Hardesty later served twice as president (1839-1840, 1841-1843),
as did prominent Greencastle businessman William H. Thornburg (1843-1848)
and lawyer John Cowgill (1848-1853). Largely because of travel conditions,
a group of relatively young Methodist farmers, merchants, and professional
men of Greencastle were dominant in the early planning and direction
of Indiana Asbury University.
_______________________________________________
John Cowgill, Greencastle lawyer, judge and
mayor.
_______________________________________________
Among the first business transacted by the trustees, who met 17
times during 1837, was the selection of a building site in the southern
part of the town plat of Greencastle. Two Methodist clergymen, John
C. Smith and Aaron Wood, were chosen as agents to raise money for the
university by stumping the state and selling scholarships enabling
the purchaser to enroll students in its classes.

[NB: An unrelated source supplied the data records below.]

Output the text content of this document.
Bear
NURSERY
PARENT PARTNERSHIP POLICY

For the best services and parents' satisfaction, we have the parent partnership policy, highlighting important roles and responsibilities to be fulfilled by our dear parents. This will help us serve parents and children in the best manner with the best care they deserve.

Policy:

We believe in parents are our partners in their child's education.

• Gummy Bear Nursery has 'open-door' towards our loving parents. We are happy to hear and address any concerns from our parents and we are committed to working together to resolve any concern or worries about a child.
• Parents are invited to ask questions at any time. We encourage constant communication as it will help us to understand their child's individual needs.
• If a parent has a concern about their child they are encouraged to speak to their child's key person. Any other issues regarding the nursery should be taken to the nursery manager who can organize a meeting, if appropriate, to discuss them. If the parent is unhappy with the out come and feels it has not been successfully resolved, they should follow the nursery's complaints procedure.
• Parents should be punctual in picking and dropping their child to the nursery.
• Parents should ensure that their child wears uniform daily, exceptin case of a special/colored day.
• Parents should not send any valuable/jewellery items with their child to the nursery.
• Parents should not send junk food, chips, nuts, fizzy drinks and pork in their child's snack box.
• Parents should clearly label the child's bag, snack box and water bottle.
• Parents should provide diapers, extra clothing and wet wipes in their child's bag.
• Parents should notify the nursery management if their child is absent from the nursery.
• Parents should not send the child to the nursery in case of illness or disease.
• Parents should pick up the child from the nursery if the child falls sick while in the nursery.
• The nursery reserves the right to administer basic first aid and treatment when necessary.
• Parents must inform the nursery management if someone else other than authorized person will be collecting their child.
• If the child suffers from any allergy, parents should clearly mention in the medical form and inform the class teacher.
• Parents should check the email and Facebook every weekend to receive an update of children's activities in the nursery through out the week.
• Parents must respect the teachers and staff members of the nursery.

They frequently
received more goodwill and prayer than cash. Leasing the county
seminary building for the anticipated preparatory department, the
board complied also with a requirement of a loan of $200 by opening
an "ABC Spelling reading writing and Arithmetic School"
in a small two-room "town seminary" on Washington Street
on March 20. The pastor of the local Methodist Church, John Newell,
taught a handful of children here until mid June, when he was succeeded
by James McCachran, who turned the teaching duties back to Newell
again sometime during the following year. This initial educational
venture at Old Asbury is not mentioned in the records after September
1838, when it apparently came to an end.
________________________________________
Martin M. Ray, a lawyer
from Shelbyville.
_____________________________________________
More enduring was the preparatory department, essential to any institution
of that day hoping to obtain students qualified to undergo the rigor
of the classical college curriculum. The preparatory department
opened on June 5, 1837, under the direction of Cyrus
Nutt, a Methodist minister and recent graduate of Allegheny
College in Pennsylvania. He used a room in the town seminary until
August, when he moved to the more commodious county seminary on
the southeast corner of the present Seminary Street and College
Avenue, which remained the site of the new university's activities
for the next three years.
By
November 1837, the infant institution boasted 40 students, ranging
in age from 13 to 28. As early as December the trustees began making
appointments to the college faculty. They elected the Rev. Joseph
S. Tomlinson professor of mathematics, but the Transylvania University
graduate declined to leave the presidency of Augustana College in
Kentucky for what seemed an uncertain future in Greencastle. A few
months later he also rejected the board's offer of the presidency.
The first regular member of the faculty, then, was Cyrus
Nutt, who accepted an appointment as professor of languages
in addition to his post as principal of the preparatory department.
For the moment he also served as acting president and was assisted
in the preparatory classes by the Rev. John Weakley.